Settler violence spreads into Palestinian-governed areas of the West Bank
Settler attacks are reaching Area A, where Palestinians are supposed to govern themselves, deepening displacement and eroding the West Bank’s territorial order.

Settler attacks are no longer confined to land under full Israeli control. By reaching into parts of the West Bank that are supposed to be under Palestinian self-governance, the violence is changing the stakes from land seizure alone to the survival of the territory’s already-fragile political order.
Under the Oslo Accords, the West Bank is split into Area A, where Palestinians are meant to have full civil and security control, Area B, where Palestinians run civil affairs but Israel keeps security control, and Area C, where Israel holds full civil and security authority.
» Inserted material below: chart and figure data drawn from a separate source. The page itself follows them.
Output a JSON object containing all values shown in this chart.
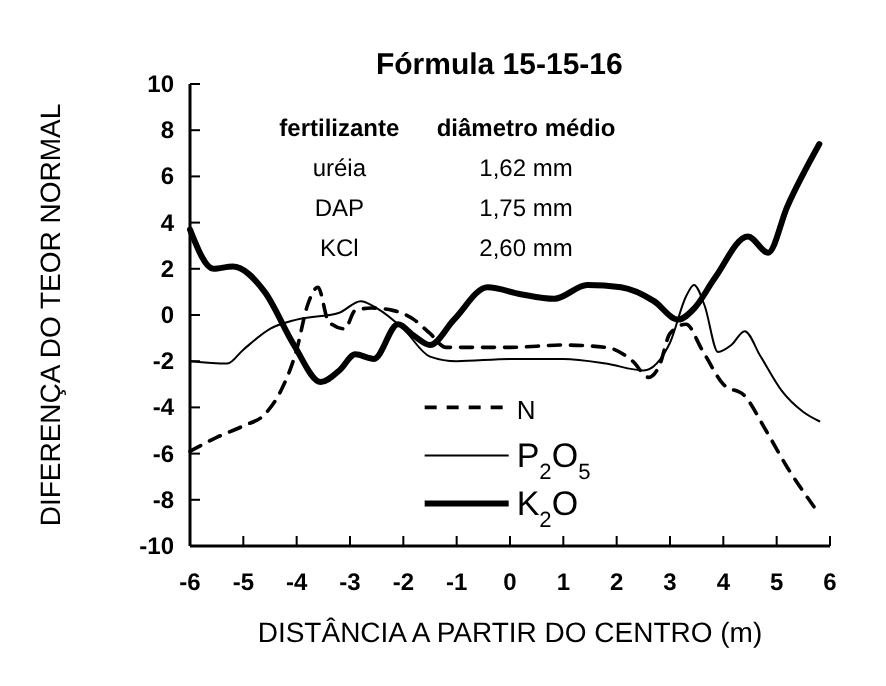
{
  "chart_data": {
    "type": "line",
    "title": "Fórmula 15-15-16",
    "xlabel": "DISTÂNCIA A PARTIR DO CENTRO (m)",
    "ylabel": "DIFERENÇA DO TEOR NORMAL",
    "annotations": [
      "fertilizante",
      "diâmetro médio",
      "uréia",
      "1,62 mm",
      "DAP",
      "1,75 mm",
      "KCl",
      "2,60 mm"
    ],
    "xlim": [
      -6,
      6
    ],
    "xticks": [
      -6,
      -5,
      -4,
      -3,
      -2,
      -1,
      0,
      1,
      2,
      3,
      4,
      5,
      6
    ],
    "ylim": [
      -10,
      10
    ],
    "yticks": [
      -10,
      -8,
      -6,
      -4,
      -2,
      0,
      2,
      4,
      6,
      8,
      10
    ],
    "grid": false,
    "legend": "bottom",
    "series": [
      {
        "name": "N",
        "color": "#000000",
        "line_style": "dashed",
        "x": [
          -6,
          -5.5,
          -5,
          -4.6,
          -4.3,
          -4,
          -3.8,
          -3.6,
          -3.4,
          -3.1,
          -2.9,
          -2.6,
          -2.2,
          -1.8,
          -1.5,
          -1.2,
          0,
          1,
          1.8,
          2.3,
          2.6,
          2.8,
          3,
          3.3,
          3.6,
          4,
          4.4,
          4.8,
          5.2,
          5.7
        ],
        "values": [
          -5.9,
          -5.3,
          -4.8,
          -4.3,
          -3.3,
          -1.5,
          0.4,
          1.2,
          -0.3,
          -0.6,
          0.2,
          0.3,
          0.2,
          -0.2,
          -0.8,
          -1.4,
          -1.4,
          -1.3,
          -1.4,
          -2,
          -2.7,
          -2.2,
          -0.8,
          -0.4,
          -1.5,
          -3,
          -3.5,
          -5,
          -6.6,
          -8.3
        ]
      },
      {
        "name": "P$_{2}$O$_{5}$",
        "color": "#000000",
        "line_style": "solid",
        "x": [
          -6,
          -5.3,
          -5,
          -4.5,
          -4,
          -3.2,
          -2.8,
          -2.5,
          -2,
          -1.5,
          -1,
          0,
          1,
          1.8,
          2.5,
          3,
          3.3,
          3.45,
          3.65,
          3.9,
          4.15,
          4.4,
          4.7,
          5.1,
          5.5,
          5.8
        ],
        "values": [
          -2,
          -2.1,
          -1.5,
          -0.6,
          -0.2,
          0.1,
          0.6,
          0.3,
          -0.6,
          -1.8,
          -2,
          -1.9,
          -1.9,
          -2.1,
          -2.4,
          -1.2,
          0.8,
          1.3,
          0.4,
          -1.6,
          -1.3,
          -0.7,
          -1.8,
          -3.3,
          -4.2,
          -4.6
        ]
      },
      {
        "name": "K$_{2}$O",
        "color": "#000000",
        "line_style": "solid",
        "x": [
          -6,
          -5.56,
          -5.2,
          -4.6,
          -4.05,
          -3.55,
          -3.2,
          -2.9,
          -2.55,
          -2.1,
          -1.8,
          -1.5,
          -1.05,
          -0.42,
          0.2,
          0.83,
          1.45,
          2.08,
          2.7,
          3.15,
          3.46,
          3.84,
          4.46,
          4.84,
          5.2,
          5.8
        ],
        "values": [
          3.7,
          2,
          2.1,
          1,
          -1.3,
          -2.9,
          -2.4,
          -1.7,
          -1.9,
          -0.4,
          -0.9,
          -1.3,
          -0.2,
          1.2,
          0.9,
          0.7,
          1.3,
          1.2,
          0.6,
          -0.2,
          0.3,
          1.6,
          3.4,
          2.7,
          4.7,
          7.4
        ]
      }
    ]
  }
}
The significance of the current pattern is that Palestinians are fleeing from exposed areas into places that should be safer under Palestinian Authority control, only to be attacked again.

That shift has sharpened since the Gaza war began in October 2023. Settlement expansion and settler violence have accelerated in parallel, and U.N. human rights officials said on March 17, 2026, that more than 36,000 Palestinians were forcibly displaced in the West Bank in the 12 months ending October 31, 2025. The same assessment said Israel had accelerated unlawful settlement expansion and annexation across large parts of the occupied West Bank, including East Jerusalem.
Human Rights Watch said in March 2026 that armed settlers were using the fog of war to seize land and intensify attacks on Palestinian communities. U.N. reporting said settler attacks reached record levels in 2025, while other reporting documented repeated arson, beatings and village raids. Peace Now said it recorded 80 outposts built in 2025, the most since it began keeping records in 1991.
The violence has also reached deeply into daily life in places where Palestinians had already been pushed out once. In one recent wave of attacks, extremist settlers struck Palestinians in about 20 locations across the West Bank, torching homes, vehicles and other property. In another case, an attack was described as the last straw after an Israeli outpost was established in November 2025.
For the Palestinian Authority, the issue is not only property loss but whether it can exercise any meaningful authority in Area A at all. For Israel, the pattern underscores how settlement expansion and settler violence are eroding the territorial arrangements that were meant to keep the West Bank divided, governable and distinct.